The nation’s expansion in the first quarter missed the 8 percent median of economists’ forecasts compiled by Bloomberg and slowed from a rate of 7.9 percent in the previous three months, when Asia’s biggest economy emerged from a seven-quarter slowdown.
Chinese Premier Li Keqiang (李克強) said earlier this month more efforts should be made to improve the quality and benefits of economic development, focusing on restructuring and upgrading, as the government seeks to shift away from an export-reliant growth model.
The economy had a stable start in the first quarter and growth was within a reasonable range, Zhou said at the IMF meeting, according to a statement posted on the PBOC’s Web site yesterday.

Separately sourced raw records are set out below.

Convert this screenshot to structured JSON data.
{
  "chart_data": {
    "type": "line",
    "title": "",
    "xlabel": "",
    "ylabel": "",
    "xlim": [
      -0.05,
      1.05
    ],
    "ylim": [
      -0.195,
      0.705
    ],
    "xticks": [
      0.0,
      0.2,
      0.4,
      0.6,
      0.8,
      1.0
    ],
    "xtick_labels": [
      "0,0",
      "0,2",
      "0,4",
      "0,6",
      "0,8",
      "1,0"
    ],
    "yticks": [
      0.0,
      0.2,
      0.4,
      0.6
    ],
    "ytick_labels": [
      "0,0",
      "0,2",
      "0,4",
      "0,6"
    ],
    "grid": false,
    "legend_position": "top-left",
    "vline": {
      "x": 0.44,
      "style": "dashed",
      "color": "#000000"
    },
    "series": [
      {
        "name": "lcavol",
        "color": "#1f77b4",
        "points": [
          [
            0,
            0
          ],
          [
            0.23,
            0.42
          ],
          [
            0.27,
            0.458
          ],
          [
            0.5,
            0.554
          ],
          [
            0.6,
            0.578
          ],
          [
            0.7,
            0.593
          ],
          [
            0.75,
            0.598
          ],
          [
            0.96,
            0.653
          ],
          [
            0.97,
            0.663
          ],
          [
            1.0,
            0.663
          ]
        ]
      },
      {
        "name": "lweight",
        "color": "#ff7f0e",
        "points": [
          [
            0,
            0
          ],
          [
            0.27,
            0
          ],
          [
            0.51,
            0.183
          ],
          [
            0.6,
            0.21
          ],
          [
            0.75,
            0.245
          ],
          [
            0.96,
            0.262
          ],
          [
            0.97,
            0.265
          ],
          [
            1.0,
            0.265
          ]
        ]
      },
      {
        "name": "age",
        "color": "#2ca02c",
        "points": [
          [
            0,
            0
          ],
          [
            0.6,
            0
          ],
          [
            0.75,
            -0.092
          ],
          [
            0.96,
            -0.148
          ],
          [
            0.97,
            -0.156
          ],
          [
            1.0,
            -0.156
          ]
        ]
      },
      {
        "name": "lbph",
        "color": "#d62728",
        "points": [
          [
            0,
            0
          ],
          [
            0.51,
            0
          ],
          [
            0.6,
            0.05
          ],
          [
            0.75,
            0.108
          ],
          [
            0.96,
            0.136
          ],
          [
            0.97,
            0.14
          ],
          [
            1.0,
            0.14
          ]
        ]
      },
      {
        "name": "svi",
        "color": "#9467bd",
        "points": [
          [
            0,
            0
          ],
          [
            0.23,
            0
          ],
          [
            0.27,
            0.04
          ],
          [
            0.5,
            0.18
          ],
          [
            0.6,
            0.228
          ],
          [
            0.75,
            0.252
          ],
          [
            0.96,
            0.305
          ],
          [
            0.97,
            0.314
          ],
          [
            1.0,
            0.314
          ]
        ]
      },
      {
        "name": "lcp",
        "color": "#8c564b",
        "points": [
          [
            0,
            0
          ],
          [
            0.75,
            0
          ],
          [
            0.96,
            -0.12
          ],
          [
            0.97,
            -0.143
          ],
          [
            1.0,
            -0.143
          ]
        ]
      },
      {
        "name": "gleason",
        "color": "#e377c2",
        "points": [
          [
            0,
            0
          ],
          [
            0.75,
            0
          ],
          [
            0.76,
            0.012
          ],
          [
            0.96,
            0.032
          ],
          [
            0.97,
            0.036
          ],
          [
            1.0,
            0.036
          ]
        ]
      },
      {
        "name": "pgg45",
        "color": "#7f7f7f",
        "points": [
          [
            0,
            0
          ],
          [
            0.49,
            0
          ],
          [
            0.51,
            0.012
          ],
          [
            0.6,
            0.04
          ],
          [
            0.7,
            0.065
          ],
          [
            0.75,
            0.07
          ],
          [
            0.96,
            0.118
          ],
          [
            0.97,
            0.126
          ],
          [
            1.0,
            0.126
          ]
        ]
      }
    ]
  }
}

Goldman Sachs Group Inc, Royal Bank of Scotland PLC, JPMorgan Chase & Co and Australia & New Zealand Banking Group Ltd last week cut their estimates for China’s expansion this year to 7.8 percent after the worse-than-forecast performance in the first quarter. That would be the same as last year’s pace, which was the weakest in 13 years.
The Shanghai Composite Index of domestic Chinese shares sank 1.1 percent on Monday last week to the lowest level this year after the GDP data. The gauge rebounded later for its first weekly gain in a month.
The pace of economic growth in the first quarter marked the first time in data going back two decades that four periods in a row have seen expansion of less than 8 percent.
China’s long-term growth rate may be limited by declines in the working-age population, income gains that are pushing up costs and public concern at the environmental toll from polluting factories.
Li pledged last year to open the economy to more market forces and strip power from the government as part of efforts to restructure the economy.
The statement cited views the Chinese delegation expressed to the meeting of central bank governors and finance ministers from the G20 nations in Washington last week. Zhou and Chinese Finance Minister Lou Jiwei (樓繼偉) both took part in the event.
“China’s structural adjustment has scored notable achievements,” according to the PBOC statement.
The contribution of service industries to economic growth in the first quarter exceeded that of manufacturing for the first time, it said.
In his statement to the IMF, which was posted on the lender’s Web site, Zhou reiterated that changes in China’s financial sector will involve “further interest-rate liberalization, capital account convertibility and exchange rate reform.”